If a VC is playing for a longer / bigger outcome, then it is the responsibility of the investor to create some financial liquidity for the founders and employees that makes them feel secure. The situation we hate is one where the founders and employees receive nothing except the message “no, you can’t sell, keep running the business.”
But this isn’t solely as one-way bargain. If you take venture money, you have a duty as well. You have a duty to actually work toward a liquidity event.
From time to time, we’ve encountered entrepreneurs who really aren’t interested in selling their company. This has been expressed both explicitly “I have no intentions of ever selling my company” to more implicitly whereby an entrepreneur continually finds fault with potential buyers (“I hate their culture,” “I don’t like big companies,” etc.).
Few companies can expect to go public. Therefore, the acquisition market is the only way for investors to create proceeds to return to their limited partners. And everyone should know that our job is to take our investors money, invest it and return a lot more money to them. Without acquisitions, we can not do this.

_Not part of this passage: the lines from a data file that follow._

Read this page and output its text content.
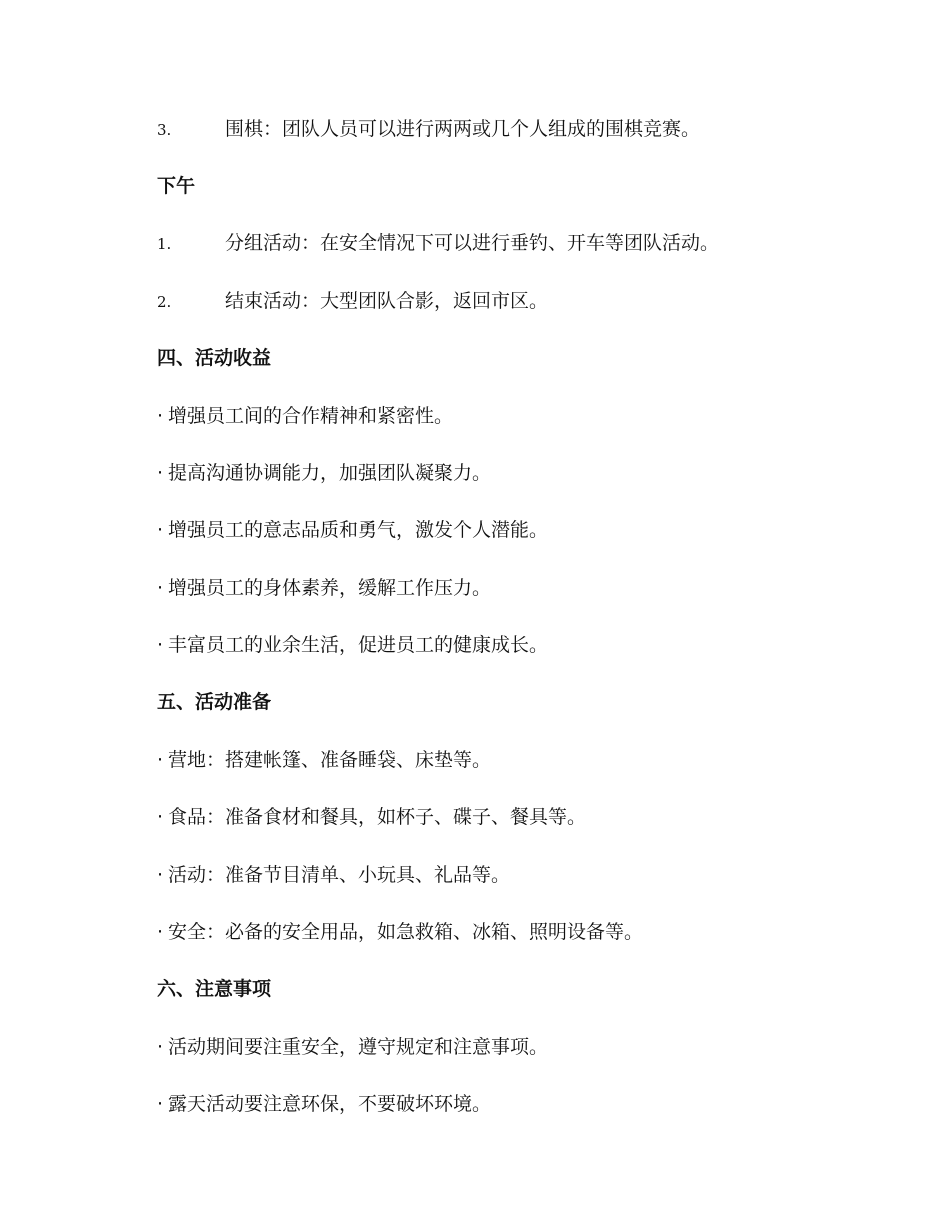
3.	围棋：团队人员可以进行两两或几个人组成的围棋竞赛。
下午
1.	分组活动：在安全情况下可以进行垂钓、开车等团队活动。
2.	结束活动：大型团队合影，返回市区。
四、活动收益
· 增强员工间的合作精神和紧密性。
· 提高沟通协调能力，加强团队凝聚力。
· 增强员工的意志品质和勇气，激发个人潜能。
· 增强员工的身体素养，缓解工作压力。
· 丰富员工的业余生活，促进员工的健康成长。
五、活动准备
· 营地：搭建帐篷、准备睡袋、床垫等。
· 食品：准备食材和餐具，如杯子、碟子、餐具等。
· 活动：准备节目清单、小玩具、礼品等。
· 安全：必备的安全用品，如急救箱、冰箱、照明设备等。
六、注意事项
· 活动期间要注重安全，遵守规定和注意事项。
· 露天活动要注意环保，不要破坏环境。
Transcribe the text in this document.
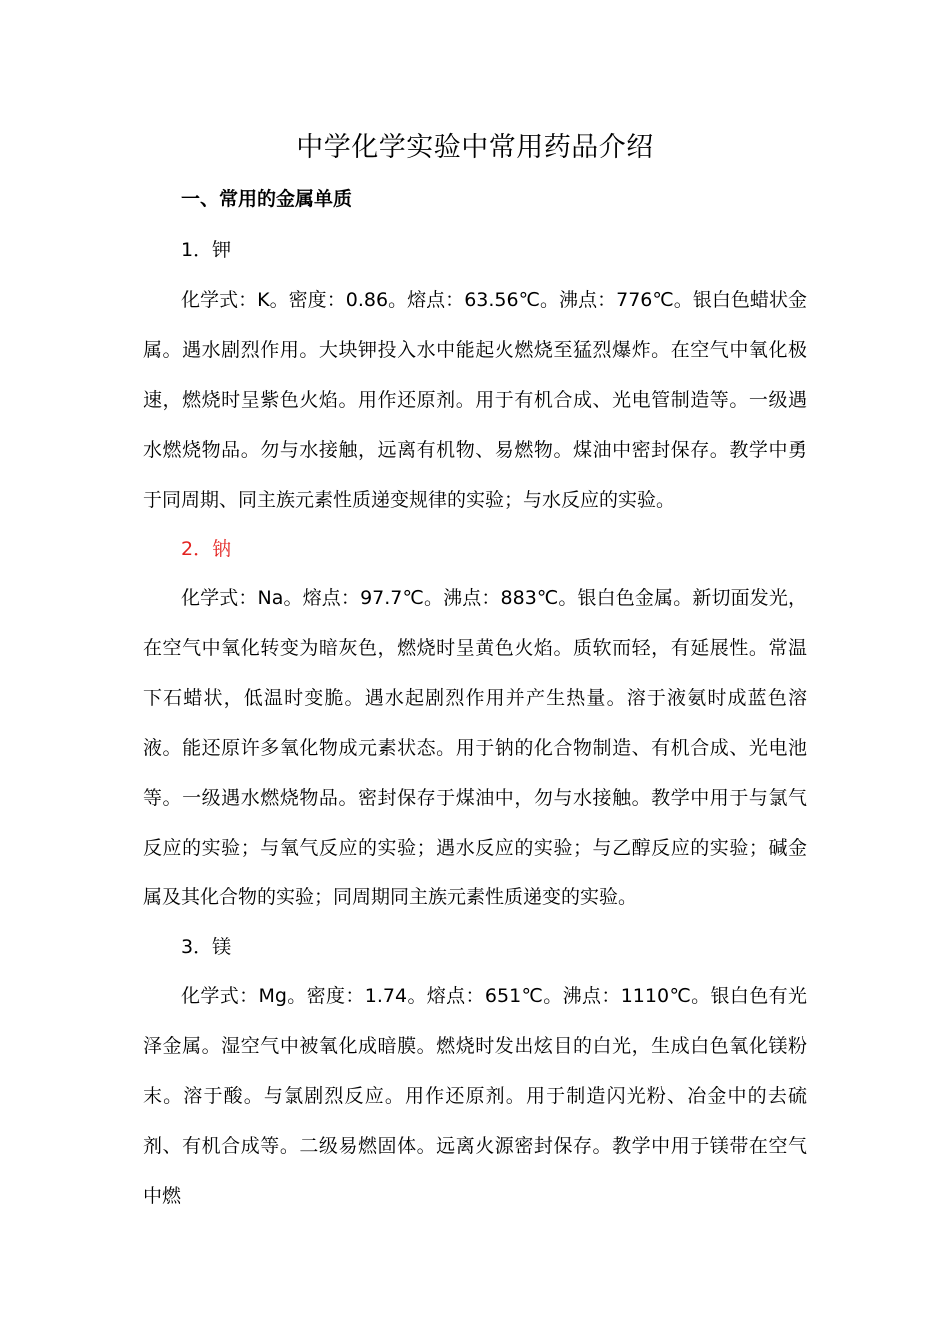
中学化学实验中常用药品介绍
一、常用的金属单质
1．钾
化学式：K。密度：0.86。熔点：63.56℃。沸点：776℃。银白色蜡状金属。遇水剧烈作用。大块钾投入水中能起火燃烧至猛烈爆炸。在空气中氧化极速，燃烧时呈紫色火焰。用作还原剂。用于有机合成、光电管制造等。一级遇水燃烧物品。勿与水接触，远离有机物、易燃物。煤油中密封保存。教学中勇于同周期、同主族元素性质递变规律的实验；与水反应的实验。
2．钠
化学式：Na。熔点：97.7℃。沸点：883℃。银白色金属。新切面发光，在空气中氧化转变为暗灰色，燃烧时呈黄色火焰。质软而轻，有延展性。常温下石蜡状，低温时变脆。遇水起剧烈作用并产生热量。溶于液氨时成蓝色溶液。能还原许多氧化物成元素状态。用于钠的化合物制造、有机合成、光电池等。一级遇水燃烧物品。密封保存于煤油中，勿与水接触。教学中用于与氯气反应的实验；与氧气反应的实验；遇水反应的实验；与乙醇反应的实验；碱金属及其化合物的实验；同周期同主族元素性质递变的实验。
3．镁
化学式：Mg。密度：1.74。熔点：651℃。沸点：1110℃。银白色有光泽金属。湿空气中被氧化成暗膜。燃烧时发出炫目的白光，生成白色氧化镁粉末。溶于酸。与氯剧烈反应。用作还原剂。用于制造闪光粉、冶金中的去硫剂、有机合成等。二级易燃固体。远离火源密封保存。教学中用于镁带在空气中燃
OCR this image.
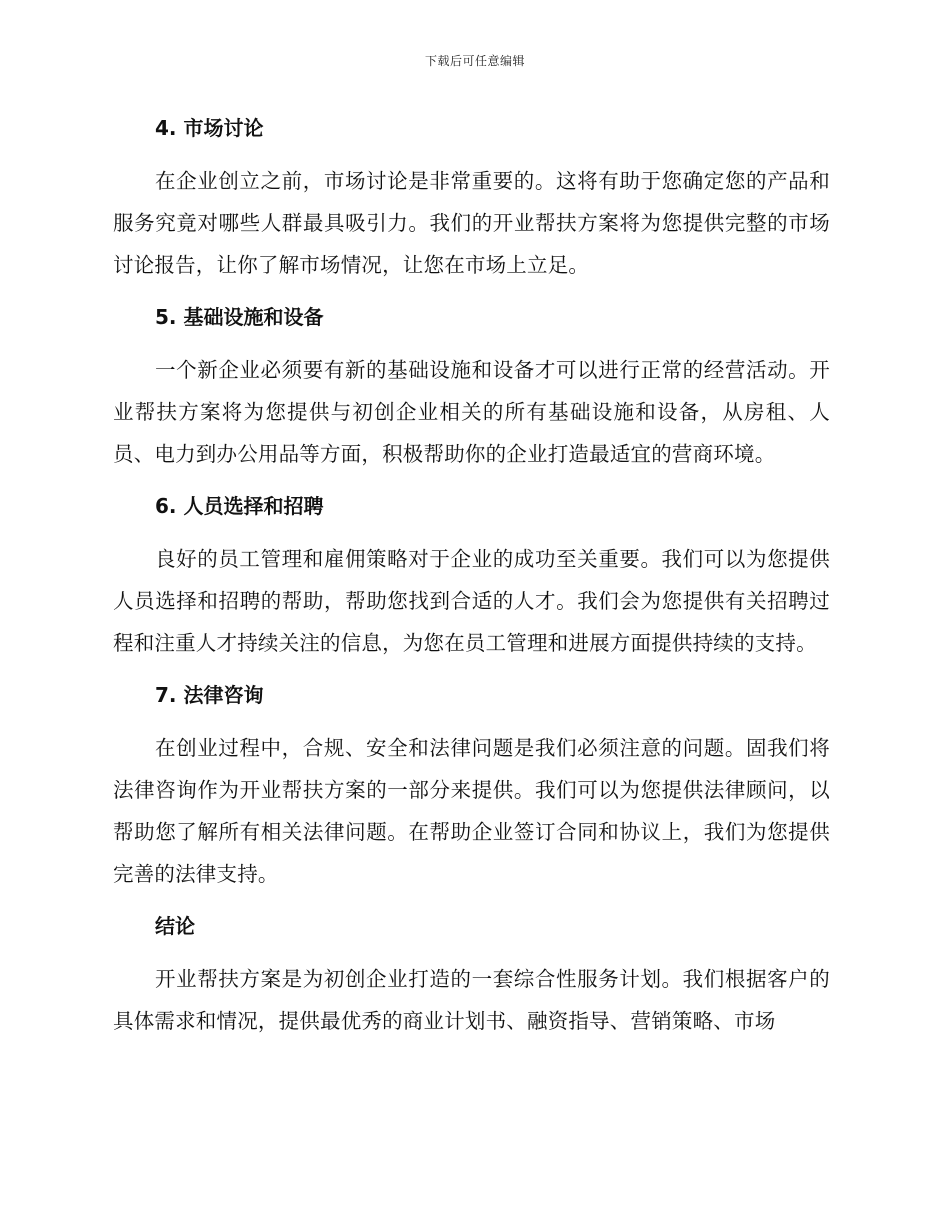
下载后可任意编辑
4. 市场讨论

在企业创立之前，市场讨论是非常重要的。这将有助于您确定您的产品和服务究竟对哪些人群最具吸引力。我们的开业帮扶方案将为您提供完整的市场讨论报告，让你了解市场情况，让您在市场上立足。

5. 基础设施和设备

一个新企业必须要有新的基础设施和设备才可以进行正常的经营活动。开业帮扶方案将为您提供与初创企业相关的所有基础设施和设备，从房租、人员、电力到办公用品等方面，积极帮助你的企业打造最适宜的营商环境。

6. 人员选择和招聘

良好的员工管理和雇佣策略对于企业的成功至关重要。我们可以为您提供人员选择和招聘的帮助，帮助您找到合适的人才。我们会为您提供有关招聘过程和注重人才持续关注的信息，为您在员工管理和进展方面提供持续的支持。

7. 法律咨询

在创业过程中，合规、安全和法律问题是我们必须注意的问题。固我们将法律咨询作为开业帮扶方案的一部分来提供。我们可以为您提供法律顾问，以帮助您了解所有相关法律问题。在帮助企业签订合同和协议上，我们为您提供完善的法律支持。

结论

开业帮扶方案是为初创企业打造的一套综合性服务计划。我们根据客户的具体需求和情况，提供最优秀的商业计划书、融资指导、营销策略、市场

It amazes us, but we find that some entrepreneurs don’t actually realize (or respect) this when they take on investment. Yeah, we know you don’t normally gravitate working for big companies (otherwise, why start your own?), but at some point, if things go well, BigCo may be correct path of the company.
Bottom line is that this VC Bargain is an important one in the startup ecosystem, but one that is not well understood by some.